Ricostruire una comunità
Dal giorno dello scatto, sottolinea Omar Sanadaki, “ho ricevuto molti messaggi di persone che si sono innamorate della foto e che hanno chiesto come poter aiutare il bambino”. Tuttavia, la situazione del piccolo è pari a quella di molti altri in una nazione colpita dalla guerra e affossata da povertà e abbandono. “I minori sono vittime della fame, sono poveri e non vi sono prospettive a breve di una fine, anche perché vi sono persone che beneficiano - e sfruttano - il loro lavoro” di raccolta fra i rifiuti. E per l’immediato futuro egli non intravede spiragli di miglioramento: “Non credo in persone forti, nazioni terze o realtà che possano aiutare la Siria e i suoi bambini” perché tutti gli attori esterni “hanno i loro interessi. E - prosegue - non faccio nemmeno troppo affidamento sulle organizzazioni non governative la cui azione è limitata. Dobbiamo contare su noi stessi, lavorando sui molti problemi irrisolti che il conflitto ci ha lasciato. La guerra è una esperienza attraverso la quale passano tutte le nazioni nel corso della storia, alcune ne escono rafforzate. Spero saremo abbastanza forti da percorrere il tunnel e uscire dall’altro lato, dimenticando questi ultimi 10 anni per ricostruire la nazione non solo dalle pietre, ma partendo prima di tutto dalle persone, dalla comunità umana… non sono ottimista sull’immediato futuro ma, inshallah, forse fra 15, 20, 40 anni le cose miglioreranno”.
La bomba della povertà
Oggi in Siria circa il 90% della popolazione, stando almeno ai dati ufficiali, ma la situazione sul terreno potrebbe essere ben peggiore, vive in povertà con meno di due euro al giorno. Sempre nel Paese arabo oltre 6,5 milioni di bambini necessitano di assistenza umanitaria urgente, il dato più elevato dall’inizio della guerra nel marzo 2011 e una intera generazione lotta strenuamente ogni giorno per sopravvivere. A questi si aggiungono i 12,4 milioni che sperimentano, secondo le stime Onu, una condizione quotidiana di “insicurezza alimentare”. Da qui la decisione del governo di Damasco di introdurre ulteriori misure di austerità, fra cui la riduzione temporanea delle giornate lavorative dei dipendenti pubblici e chiusure extra per le vacanze tra Natale e Capodanno in un’ottica di contenimento massimo delle spese.
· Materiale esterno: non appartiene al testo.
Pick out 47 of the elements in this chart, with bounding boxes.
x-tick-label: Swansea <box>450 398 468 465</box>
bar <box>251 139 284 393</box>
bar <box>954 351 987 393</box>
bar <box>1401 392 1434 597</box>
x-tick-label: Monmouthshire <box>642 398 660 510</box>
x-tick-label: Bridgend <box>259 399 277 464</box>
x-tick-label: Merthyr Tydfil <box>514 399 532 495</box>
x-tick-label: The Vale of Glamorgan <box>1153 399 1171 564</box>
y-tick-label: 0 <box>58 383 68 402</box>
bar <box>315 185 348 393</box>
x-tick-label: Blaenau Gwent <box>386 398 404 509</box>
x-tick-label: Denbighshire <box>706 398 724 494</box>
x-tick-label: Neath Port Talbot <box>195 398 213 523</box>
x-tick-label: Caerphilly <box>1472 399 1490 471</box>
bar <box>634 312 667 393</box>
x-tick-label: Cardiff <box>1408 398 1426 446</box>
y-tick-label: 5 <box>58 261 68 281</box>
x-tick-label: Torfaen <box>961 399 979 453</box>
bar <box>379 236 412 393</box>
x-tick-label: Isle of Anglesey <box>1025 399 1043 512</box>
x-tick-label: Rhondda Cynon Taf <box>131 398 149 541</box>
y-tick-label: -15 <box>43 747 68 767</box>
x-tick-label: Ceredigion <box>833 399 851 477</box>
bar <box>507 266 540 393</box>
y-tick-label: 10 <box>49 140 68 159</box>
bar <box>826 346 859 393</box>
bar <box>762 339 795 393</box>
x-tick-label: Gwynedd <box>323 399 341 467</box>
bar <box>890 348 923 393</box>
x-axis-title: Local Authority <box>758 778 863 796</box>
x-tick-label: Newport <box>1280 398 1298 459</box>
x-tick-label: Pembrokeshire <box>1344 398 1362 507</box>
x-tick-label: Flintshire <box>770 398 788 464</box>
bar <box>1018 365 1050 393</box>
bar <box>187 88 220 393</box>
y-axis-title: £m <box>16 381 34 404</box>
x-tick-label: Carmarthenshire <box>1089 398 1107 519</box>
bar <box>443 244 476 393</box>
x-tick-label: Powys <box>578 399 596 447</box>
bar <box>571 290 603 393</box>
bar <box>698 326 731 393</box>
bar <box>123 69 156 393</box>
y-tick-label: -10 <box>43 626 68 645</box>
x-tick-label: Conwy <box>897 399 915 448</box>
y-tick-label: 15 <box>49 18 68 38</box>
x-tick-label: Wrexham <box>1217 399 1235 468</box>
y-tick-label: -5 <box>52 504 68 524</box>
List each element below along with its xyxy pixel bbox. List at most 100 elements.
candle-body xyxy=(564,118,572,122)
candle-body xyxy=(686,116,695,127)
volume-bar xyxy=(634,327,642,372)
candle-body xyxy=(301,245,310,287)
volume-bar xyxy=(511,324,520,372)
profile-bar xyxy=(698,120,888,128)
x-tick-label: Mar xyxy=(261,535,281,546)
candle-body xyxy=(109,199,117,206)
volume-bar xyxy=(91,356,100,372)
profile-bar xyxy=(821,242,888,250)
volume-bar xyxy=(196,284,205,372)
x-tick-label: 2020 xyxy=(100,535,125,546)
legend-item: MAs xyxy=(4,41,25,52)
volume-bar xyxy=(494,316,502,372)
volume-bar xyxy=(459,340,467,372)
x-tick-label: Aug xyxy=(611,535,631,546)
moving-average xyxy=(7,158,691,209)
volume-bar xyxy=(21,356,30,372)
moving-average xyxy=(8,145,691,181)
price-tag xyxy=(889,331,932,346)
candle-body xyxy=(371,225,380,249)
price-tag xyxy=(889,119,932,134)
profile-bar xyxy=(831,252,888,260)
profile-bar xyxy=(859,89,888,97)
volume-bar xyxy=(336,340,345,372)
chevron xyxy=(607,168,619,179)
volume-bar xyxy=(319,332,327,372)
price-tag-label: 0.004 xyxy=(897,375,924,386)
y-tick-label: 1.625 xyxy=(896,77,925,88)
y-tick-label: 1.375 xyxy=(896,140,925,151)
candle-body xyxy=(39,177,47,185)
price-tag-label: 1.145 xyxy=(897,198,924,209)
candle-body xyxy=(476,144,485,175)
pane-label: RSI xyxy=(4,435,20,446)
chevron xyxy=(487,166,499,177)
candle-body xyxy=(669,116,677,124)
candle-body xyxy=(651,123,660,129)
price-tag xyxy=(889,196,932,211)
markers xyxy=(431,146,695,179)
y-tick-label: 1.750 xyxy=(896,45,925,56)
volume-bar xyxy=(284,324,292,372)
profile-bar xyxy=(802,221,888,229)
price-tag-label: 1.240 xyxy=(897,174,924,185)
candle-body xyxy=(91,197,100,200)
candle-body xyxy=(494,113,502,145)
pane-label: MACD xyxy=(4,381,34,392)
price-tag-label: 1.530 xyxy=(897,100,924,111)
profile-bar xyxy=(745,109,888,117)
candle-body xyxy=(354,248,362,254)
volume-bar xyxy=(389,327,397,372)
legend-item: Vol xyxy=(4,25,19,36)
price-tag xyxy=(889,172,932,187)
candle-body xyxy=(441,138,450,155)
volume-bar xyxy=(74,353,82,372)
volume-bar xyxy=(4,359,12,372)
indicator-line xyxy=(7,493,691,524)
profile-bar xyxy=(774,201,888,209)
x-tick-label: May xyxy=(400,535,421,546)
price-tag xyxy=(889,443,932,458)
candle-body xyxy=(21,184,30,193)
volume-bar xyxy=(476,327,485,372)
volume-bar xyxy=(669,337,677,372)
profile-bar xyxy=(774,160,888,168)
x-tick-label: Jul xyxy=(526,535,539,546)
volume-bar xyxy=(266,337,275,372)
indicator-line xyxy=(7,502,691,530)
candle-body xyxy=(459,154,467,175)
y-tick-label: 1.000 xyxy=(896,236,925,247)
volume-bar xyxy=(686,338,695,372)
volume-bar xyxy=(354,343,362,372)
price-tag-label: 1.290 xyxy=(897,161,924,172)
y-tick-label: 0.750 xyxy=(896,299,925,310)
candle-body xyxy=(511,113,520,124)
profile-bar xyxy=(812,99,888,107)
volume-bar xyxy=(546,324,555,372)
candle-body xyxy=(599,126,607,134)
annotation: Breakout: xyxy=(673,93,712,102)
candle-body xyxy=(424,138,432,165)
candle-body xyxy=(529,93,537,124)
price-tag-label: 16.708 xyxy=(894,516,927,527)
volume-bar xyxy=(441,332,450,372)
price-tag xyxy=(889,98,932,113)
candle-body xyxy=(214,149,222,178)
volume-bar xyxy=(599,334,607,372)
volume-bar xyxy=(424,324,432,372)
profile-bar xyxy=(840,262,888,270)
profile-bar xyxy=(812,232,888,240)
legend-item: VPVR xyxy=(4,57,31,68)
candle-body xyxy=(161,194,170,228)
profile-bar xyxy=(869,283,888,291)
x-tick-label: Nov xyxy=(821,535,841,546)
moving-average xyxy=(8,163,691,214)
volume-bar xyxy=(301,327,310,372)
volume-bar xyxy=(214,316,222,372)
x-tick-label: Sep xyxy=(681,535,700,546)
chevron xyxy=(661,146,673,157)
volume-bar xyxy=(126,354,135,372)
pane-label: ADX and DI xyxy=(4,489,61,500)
Il lavoro di raccolta fra i rifiuti dei bambini è sfruttato da imprenditori e affaristi senza scrupoli che comprano cartone, lattine, vetro e altri scarti per riciclarli in Turchia, alimentando un traffico sempre più fiorente. Un fenomeno destinato a proseguire, se non verrà invertita la rotta di una nazione alla deriva, in cui il totale delle famiglie al di sotto della soglia della fame sfiora il 40%.